Esta idea se ha visto reflejada en algunos documentos sindicales en los que se da por superada la dialéctica derecha-izquierda en el actual contexto político y, en su lugar, se pone el acento en cuestiones territoriales, como es la propia independencia de Cataluña. La campaña pactada con Òmniun está orientada a la luz de un lema que no deja lugar a dudas: "El mundo del trabajo por el derecho a decidir".

Algo parecido sucede en UGT, si bien, en este caso, su posición es más compleja. Aunque la posición mayoritaria del PSC es contraria al derecho de autodeterminación, sectores importantes de los socialistas catalanes lo apoyan. Y por ello, la posición de UGT –expresada a través de su incombustible secretario general, Josep María Álvarez, que lleva 23 años en el cargo, es clave. Maurici Lucena, el portavoz del PSC en Cataluña, llegó a asegurar hace unos días que los sindicatos –en Cataluña– "están más preocupados por el derecho a decidir que por los derechos sociales”.

No es el único que critica esta deriva nacionalista de los sindicatos. Recientemente, el magistrado Miguel Felguera i Baró, del Tribunal Superior de Cataluña, cuestionaba en un blog muy representativo de la opinión de CCOO en Cataluña (lo edita López Bulla, antiguo secretario general del sindicato), la posición de las centrales mayoritarias. El magistrado Felguera –que critica duramente lo que él denomina neocentralismo del Partido Popular y los ataques a la inmersión lingüística– partía de un razonamiento: el concepto de nación y autodeterminación “es algo que hoy no tienen sentido, al menos en Europa, y en un mundo globalizado”. Su conclusión era cristalina: “Corre por ahí un manifiesto firmado por 33 jueces catalanes a favor del derecho del derecho a la autodeterminación de Cataluña. No busquen mi nombre: me negué a firmarlo. Y ello porque me niego a creer que el fin de los problemas catalanes pase por la autodeterminación”.
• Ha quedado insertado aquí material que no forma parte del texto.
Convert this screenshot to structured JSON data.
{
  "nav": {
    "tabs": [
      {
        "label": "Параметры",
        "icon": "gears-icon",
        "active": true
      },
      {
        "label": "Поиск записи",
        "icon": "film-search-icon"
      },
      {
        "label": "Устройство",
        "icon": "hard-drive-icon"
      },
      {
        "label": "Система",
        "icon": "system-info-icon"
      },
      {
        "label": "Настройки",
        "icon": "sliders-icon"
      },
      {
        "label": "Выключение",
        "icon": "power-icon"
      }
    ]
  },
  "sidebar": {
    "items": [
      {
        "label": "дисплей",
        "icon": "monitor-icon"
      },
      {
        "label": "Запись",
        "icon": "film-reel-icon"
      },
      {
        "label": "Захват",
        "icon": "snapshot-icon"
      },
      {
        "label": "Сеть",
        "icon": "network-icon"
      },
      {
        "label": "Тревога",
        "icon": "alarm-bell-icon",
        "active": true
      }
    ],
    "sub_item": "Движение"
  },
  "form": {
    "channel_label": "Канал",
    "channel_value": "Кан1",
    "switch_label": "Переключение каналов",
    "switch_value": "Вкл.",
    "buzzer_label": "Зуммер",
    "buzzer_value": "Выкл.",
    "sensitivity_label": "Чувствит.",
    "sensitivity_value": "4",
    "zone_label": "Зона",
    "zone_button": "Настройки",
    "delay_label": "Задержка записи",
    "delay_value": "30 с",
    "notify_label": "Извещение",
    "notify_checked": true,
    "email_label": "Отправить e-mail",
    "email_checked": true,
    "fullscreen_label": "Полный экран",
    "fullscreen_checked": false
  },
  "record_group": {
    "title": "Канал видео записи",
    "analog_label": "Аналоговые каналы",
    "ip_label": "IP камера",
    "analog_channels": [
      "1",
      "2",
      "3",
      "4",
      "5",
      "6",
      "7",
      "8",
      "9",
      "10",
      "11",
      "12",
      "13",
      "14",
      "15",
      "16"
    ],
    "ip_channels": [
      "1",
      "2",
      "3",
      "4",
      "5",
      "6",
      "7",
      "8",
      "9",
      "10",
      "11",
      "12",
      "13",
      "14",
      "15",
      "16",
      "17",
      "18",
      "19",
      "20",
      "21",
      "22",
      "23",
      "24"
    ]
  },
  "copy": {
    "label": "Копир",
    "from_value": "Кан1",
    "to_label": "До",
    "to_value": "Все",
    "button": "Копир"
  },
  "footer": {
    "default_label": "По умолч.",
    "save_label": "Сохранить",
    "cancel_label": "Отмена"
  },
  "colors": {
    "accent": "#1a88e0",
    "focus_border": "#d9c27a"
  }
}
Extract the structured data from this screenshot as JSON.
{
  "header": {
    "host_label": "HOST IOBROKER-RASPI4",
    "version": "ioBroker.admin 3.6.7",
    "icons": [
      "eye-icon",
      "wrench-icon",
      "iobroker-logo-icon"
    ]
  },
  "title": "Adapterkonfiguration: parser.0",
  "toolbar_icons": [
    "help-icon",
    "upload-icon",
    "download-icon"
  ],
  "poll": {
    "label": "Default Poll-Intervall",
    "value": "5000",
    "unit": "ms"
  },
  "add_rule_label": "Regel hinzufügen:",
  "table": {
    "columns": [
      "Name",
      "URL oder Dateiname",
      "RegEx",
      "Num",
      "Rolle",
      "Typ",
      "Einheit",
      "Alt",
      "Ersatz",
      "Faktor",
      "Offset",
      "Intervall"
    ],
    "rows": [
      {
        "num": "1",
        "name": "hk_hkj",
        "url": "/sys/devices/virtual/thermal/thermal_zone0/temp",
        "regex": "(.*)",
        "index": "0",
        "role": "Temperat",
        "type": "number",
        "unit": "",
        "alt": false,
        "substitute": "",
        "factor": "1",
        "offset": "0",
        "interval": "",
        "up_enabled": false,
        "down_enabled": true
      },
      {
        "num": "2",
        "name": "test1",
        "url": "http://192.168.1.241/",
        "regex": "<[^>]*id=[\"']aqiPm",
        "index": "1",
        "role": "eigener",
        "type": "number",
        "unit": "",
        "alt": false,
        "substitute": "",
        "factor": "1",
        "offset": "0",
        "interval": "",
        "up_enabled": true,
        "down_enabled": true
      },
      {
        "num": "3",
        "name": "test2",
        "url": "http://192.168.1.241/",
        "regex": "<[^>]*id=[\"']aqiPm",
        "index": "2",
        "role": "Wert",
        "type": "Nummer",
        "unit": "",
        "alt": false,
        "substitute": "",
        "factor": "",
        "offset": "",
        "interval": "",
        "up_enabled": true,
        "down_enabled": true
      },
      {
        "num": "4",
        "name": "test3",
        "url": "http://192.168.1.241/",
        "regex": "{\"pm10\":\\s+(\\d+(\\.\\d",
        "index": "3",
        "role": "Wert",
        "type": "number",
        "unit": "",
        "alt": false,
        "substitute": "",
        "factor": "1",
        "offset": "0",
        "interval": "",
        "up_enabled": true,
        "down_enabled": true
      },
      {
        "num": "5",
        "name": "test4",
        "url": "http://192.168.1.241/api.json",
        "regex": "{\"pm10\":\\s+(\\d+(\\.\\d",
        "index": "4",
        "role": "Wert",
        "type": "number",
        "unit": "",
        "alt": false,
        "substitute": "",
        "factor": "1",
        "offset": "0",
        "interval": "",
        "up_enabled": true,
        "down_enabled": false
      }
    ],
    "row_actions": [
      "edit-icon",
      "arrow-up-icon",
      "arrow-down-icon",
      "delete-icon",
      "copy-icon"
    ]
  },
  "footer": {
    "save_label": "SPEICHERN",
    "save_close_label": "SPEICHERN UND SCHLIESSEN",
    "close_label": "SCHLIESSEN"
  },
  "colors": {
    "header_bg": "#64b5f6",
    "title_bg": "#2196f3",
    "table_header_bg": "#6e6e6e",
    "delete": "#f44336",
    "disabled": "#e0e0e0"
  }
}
El X Congreso de CCOO en Cataluña aprobó por mayoría absoluta una resolución a favor del derecho a decidir de los catalanes. Pero mientras que a nivel nacional lo que se reclama es una reforma constitucional con la vista puesta en un marco federal, en Cataluña, como reflejó el último informe de su secretario de CCOO, se opta por la vía del referéndum para la secesión.

No solo buscan la división del Estado, sino de la propia clase obrera. “Proletarios del mundo, uníos”, decían… ¿Se acuerdan?